Machine Learning Conventions

Symbol	Name	Meaning / Use
`y`	True label	Ground truth
`ŷ`	Prediction	Model’s predicted label/value
`θ, w, β`	Parameters	Model weights
`α`	Alpha (learning rate)	Step size in gradient-based optimization
`L(θ)`	Loss function	How wrong the model is
`argmin`	Argument of minimum	Value of θ that minimizes a function
`argmax`	Argument of maximum	Value that maximizes
`ℒ`	Likelihood	Probability of data given parameters
`log`	Logarithm	Common in ML (losses, likelihoods, softmax)

Common Letters (dataset shapes)

Symbol	Typical meaning	Example
`n`	Number of samples/rows	`X ∈ ℝ^{n×d}` has `n` rows (observations).
`d`	Number of features/columns (dimension)	Each `x ∈ ℝ^d` has `d` features.
`m`	Alternative for number of samples	`m` training examples.
`k`	Number of clusters/classes/components	`k`-means, `k` classes.
`K`	Total number of classes (multiclass)	`y ∈ {1,…,K}`.

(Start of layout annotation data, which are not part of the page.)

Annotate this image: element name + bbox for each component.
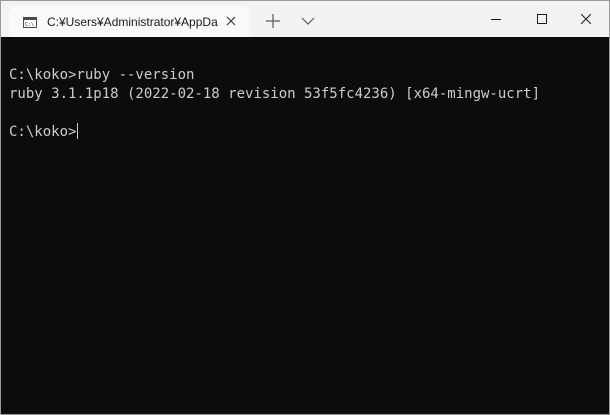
chevron-down-icon[interactable] bbox=[299, 13, 317, 29]
terminal-window: C:\ C:¥Users¥Administrator¥AppDa C:\koko… bbox=[0, 0, 610, 415]
plus-icon[interactable] bbox=[263, 11, 283, 31]
svg-text:C:\: C:\ bbox=[25, 22, 34, 28]
terminal-icon: C:\ bbox=[23, 15, 37, 28]
terminal-prompt-line[interactable]: C:\koko> bbox=[9, 123, 609, 142]
tab-command-prompt[interactable]: C:\ C:¥Users¥Administrator¥AppDa bbox=[9, 6, 249, 37]
terminal-prompt: C:\koko> bbox=[9, 124, 77, 140]
close-icon bbox=[581, 14, 591, 24]
minimize-button[interactable] bbox=[473, 1, 519, 37]
terminal-output[interactable]: C:\koko>ruby --version ruby 3.1.1p18 (20… bbox=[1, 37, 609, 414]
maximize-icon bbox=[537, 14, 547, 24]
maximize-button[interactable] bbox=[519, 1, 565, 37]
close-tab-icon[interactable] bbox=[224, 14, 238, 28]
tab-title: C:¥Users¥Administrator¥AppDa bbox=[47, 15, 218, 29]
text-cursor bbox=[77, 123, 79, 139]
terminal-line: C:\koko>ruby --version bbox=[9, 67, 195, 83]
close-button[interactable] bbox=[563, 1, 609, 37]
minimize-icon bbox=[491, 19, 501, 20]
title-bar[interactable]: C:\ C:¥Users¥Administrator¥AppDa bbox=[1, 1, 609, 37]
terminal-line: ruby 3.1.1p18 (2022-02-18 revision 53f5f… bbox=[9, 86, 541, 102]
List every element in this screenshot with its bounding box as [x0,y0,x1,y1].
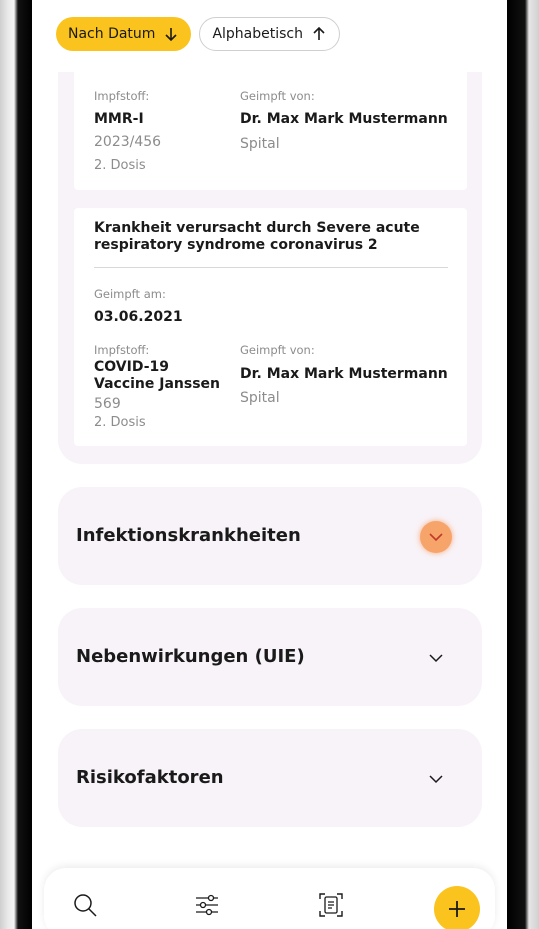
section-title: Nebenwirkungen (UIE) [76,646,305,667]
vaccination-date-label: Geimpft am: [94,287,166,301]
sort-by-date-chip[interactable]: Nach Datum [56,17,192,51]
app-screen: Nach Datum Alphabetisch Impfstoff: MMR-I… [32,0,507,929]
sort-alphabetical-chip[interactable]: Alphabetisch [199,17,340,51]
section-risikofaktoren[interactable]: Risikofaktoren [58,729,482,827]
add-button[interactable] [434,886,480,929]
dose-number: 2. Dosis [94,158,146,173]
lot-number: 2023/456 [94,134,162,150]
arrow-down-icon [165,28,178,42]
doctor-name: Dr. Max Mark Mustermann [240,111,448,127]
lot-number: 569 [94,396,121,412]
divider [94,267,448,268]
vaccinated-by-label: Geimpft von: [240,343,315,357]
chevron-down-icon[interactable] [420,763,452,795]
document-scan-icon[interactable] [314,888,348,922]
vaccination-group: Impfstoff: MMR-I 2023/456 2. Dosis Geimp… [58,72,482,464]
sort-alphabetical-label: Alphabetisch [212,26,303,42]
vaccinated-by-label: Geimpft von: [240,89,315,103]
sort-chip-group: Nach Datum Alphabetisch [56,17,340,51]
section-title: Risikofaktoren [76,767,224,788]
section-title: Infektionskrankheiten [76,525,301,546]
sort-by-date-label: Nach Datum [68,26,156,42]
device-bezel-right [507,0,539,929]
vaccine-label: Impfstoff: [94,343,150,357]
disease-title: Krankheit verursacht durch Severe acute … [94,220,420,253]
section-nebenwirkungen[interactable]: Nebenwirkungen (UIE) [58,608,482,706]
vaccination-card[interactable]: Impfstoff: MMR-I 2023/456 2. Dosis Geimp… [74,72,467,190]
vaccine-name-line1: COVID-19 [94,359,170,375]
filter-sliders-icon[interactable] [190,888,224,922]
vaccine-name: MMR-I [94,111,144,127]
vaccination-place: Spital [240,390,280,406]
vaccination-place: Spital [240,136,280,152]
dose-number: 2. Dosis [94,415,146,430]
plus-icon [449,901,465,917]
bottom-navigation-bar [44,868,495,929]
vaccination-date: 03.06.2021 [94,309,183,325]
vaccine-name-line2: Vaccine Janssen [94,376,220,392]
device-bezel-left [0,0,32,929]
vaccination-card[interactable]: Krankheit verursacht durch Severe acute … [74,208,467,446]
arrow-up-icon [313,26,325,40]
section-infektionskrankheiten[interactable]: Infektionskrankheiten [58,487,482,585]
vaccine-label: Impfstoff: [94,89,150,103]
search-icon[interactable] [68,888,102,922]
doctor-name: Dr. Max Mark Mustermann [240,366,448,382]
chevron-down-icon[interactable] [420,521,452,553]
chevron-down-icon[interactable] [420,642,452,674]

Sets & Types you’ll see in ML

Notation	Read as	Meaning
`x ∈ ℝ`	x is in the reals	x is a real number.
`x ∈ ℝ^d`	x is a d-dimensional real vector	Feature vector with `d` numbers.
`X ∈ ℝ^{n×d}`	X is an n-by-d real matrix	Dataset with `n` rows and `d` columns.
`y ∈ {0,1}`	y is in	Binary label.
`y ∈ {1,…,K}`	y is one of 1 through K	Multiclass label.

Notes on Exponents

x^j → raise x to the j-th power (j is an index/exponent depending on context).
x_j → the j-th element of vector x.
e^(iπ) = -1 → (complex numbers, mainly in signal processing).